Living

Driving Force

64418082_10155865176282126_6794447836306997248_o

Before you report me to the local vehicular authorities, let me explain myself.

I have a problem with control.

As in, I strive for it far too much.

Dickens called Scrooge “a squeezing, wrenching, grasping, scraping, clutching, covetous old sinner.”  It’s not coins I’m clamoring for . . . but control?  Color me an addict.

The closer I look at this penchant for control, the deeper the reasons for it I find.  Abject terror of forgetting some important task that needs to be done.  Absolute overwhelm at the number of moving parts in any given day, week, month.  Stringent perfectionism for every task my mind or hands touch.

And yet, for all this toil and torment, I’m no closer to controlling the ins and outs of my days than I am to the bigger picture of my life.  If anything, these machinations cause me more grief.  In the drudgery of them, of course, but also in the false sense of security they provide.  Such a system is bound to implode, always on the edge of doing so, and when it does, of course, I blame myself for not keeping a handle on everything.

I’ve been working on that.

Controlling the minutiae of my day is not only tedious; it translates to an inability to trust in the direction God is leading me.  And while I am the one pulling the strings on the to-do list, I’ve lost an overarching belief in myself to craft a grand plan.
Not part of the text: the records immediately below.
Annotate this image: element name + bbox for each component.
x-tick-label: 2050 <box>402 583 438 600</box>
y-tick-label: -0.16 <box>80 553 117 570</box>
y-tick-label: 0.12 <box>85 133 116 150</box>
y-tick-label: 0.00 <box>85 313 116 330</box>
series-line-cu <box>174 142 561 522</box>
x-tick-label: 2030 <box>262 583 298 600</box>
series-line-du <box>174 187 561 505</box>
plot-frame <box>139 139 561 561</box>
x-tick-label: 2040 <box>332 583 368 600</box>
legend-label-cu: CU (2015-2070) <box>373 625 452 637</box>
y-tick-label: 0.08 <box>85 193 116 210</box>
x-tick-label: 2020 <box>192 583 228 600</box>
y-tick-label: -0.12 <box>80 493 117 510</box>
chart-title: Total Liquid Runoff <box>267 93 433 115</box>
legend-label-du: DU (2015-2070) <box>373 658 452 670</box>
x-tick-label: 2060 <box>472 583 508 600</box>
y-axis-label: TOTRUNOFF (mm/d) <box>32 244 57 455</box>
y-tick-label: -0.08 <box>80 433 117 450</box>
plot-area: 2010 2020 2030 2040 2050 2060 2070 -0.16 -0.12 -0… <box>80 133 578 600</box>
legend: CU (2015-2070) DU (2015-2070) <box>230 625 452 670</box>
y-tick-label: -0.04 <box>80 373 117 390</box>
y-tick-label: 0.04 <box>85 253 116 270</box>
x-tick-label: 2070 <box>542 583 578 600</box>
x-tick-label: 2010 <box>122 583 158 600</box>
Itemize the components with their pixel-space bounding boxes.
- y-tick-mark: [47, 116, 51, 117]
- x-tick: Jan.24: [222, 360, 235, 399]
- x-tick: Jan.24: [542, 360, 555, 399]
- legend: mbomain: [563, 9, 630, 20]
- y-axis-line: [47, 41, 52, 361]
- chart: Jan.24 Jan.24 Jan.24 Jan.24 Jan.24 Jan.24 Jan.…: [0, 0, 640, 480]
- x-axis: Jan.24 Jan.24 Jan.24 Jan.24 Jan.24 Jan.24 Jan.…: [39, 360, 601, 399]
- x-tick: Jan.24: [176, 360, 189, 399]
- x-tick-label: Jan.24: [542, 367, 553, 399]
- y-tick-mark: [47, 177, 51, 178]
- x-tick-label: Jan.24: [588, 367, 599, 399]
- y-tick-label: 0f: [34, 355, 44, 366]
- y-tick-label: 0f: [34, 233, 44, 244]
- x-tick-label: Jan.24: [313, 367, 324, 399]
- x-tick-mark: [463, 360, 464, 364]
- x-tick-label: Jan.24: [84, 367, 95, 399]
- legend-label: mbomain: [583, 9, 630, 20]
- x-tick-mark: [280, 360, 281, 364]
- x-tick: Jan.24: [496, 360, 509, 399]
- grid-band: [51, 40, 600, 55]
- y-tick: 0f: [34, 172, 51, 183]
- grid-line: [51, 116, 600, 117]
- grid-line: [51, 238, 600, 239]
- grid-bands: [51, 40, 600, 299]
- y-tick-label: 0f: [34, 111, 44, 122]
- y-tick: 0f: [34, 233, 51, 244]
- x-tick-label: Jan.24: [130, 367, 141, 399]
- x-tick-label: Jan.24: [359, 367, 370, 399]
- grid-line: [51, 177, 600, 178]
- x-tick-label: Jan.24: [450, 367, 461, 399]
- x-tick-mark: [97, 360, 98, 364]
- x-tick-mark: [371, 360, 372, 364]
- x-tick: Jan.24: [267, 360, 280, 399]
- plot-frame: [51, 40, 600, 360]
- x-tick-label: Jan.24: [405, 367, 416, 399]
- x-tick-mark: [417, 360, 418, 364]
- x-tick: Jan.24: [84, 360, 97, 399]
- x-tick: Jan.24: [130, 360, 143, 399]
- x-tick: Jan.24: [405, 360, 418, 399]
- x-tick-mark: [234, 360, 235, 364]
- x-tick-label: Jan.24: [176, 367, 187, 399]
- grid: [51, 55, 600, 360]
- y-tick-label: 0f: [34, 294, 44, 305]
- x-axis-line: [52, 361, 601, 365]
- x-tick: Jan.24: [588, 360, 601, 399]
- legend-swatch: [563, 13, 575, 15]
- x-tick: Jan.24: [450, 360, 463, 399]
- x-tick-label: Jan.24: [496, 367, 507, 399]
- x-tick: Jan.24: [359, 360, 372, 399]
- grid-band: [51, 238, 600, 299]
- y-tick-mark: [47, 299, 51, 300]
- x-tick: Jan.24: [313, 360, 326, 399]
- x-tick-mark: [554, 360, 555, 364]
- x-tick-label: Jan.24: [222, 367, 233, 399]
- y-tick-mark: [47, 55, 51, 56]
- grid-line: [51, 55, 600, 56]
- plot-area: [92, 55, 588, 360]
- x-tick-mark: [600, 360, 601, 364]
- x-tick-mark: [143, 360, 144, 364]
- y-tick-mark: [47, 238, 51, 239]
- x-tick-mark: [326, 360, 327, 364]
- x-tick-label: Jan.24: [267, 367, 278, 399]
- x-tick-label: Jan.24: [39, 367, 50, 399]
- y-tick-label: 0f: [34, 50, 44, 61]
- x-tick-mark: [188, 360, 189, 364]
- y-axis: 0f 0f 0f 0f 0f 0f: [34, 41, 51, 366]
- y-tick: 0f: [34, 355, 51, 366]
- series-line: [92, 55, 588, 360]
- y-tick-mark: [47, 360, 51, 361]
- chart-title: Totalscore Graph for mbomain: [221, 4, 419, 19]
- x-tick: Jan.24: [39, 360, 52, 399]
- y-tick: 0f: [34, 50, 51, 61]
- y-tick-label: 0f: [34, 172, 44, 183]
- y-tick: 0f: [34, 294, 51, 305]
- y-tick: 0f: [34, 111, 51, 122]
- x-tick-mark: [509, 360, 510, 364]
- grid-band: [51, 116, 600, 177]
So instead of being entirely methodical (old habits die hard, right?), I’m going to try to get a little loosey goosey.  Try to dream faster than my Type A personality can plot.  Drift around the corners before my ass end can catch up.  Which is why this quote from Stirling Moss spoke to me.

You could argue that it is the perfect metaphor for the exact opposite of what I’m proposing.  To run away, get ahead of, keep a breakneck pace – and as someone with an internal tachometer often in the red, I certainly don’t need that sort of encouragement.  No, what I propose is acting on instinct, on the thrill of the moment, outdriving all the self-doubt and micromanaging – leaving the bottleneck of control behind and riding free and fierce into something I’d never allow myself if I stopped to measure the possible outcomes and fallout.

Now that’s something worth losing control over.

Standard

4 thoughts on “Driving Force

  1. Kelly says:

    Said perfectly….my big picture goals of how I see my life and family life are entirely disconnected from the daily to do list. But if I don’t plan, nothing gets done. I. Order to create lasting future memories I need to get prganized… it never ends in calmness.

    Like

    • Jennifer Butler Basile says:

      I hate balance 😅 I always fail at it – or constantly drive myself nuts with it. So no calmness here either. But we can try, right!? Thank you for sharing!!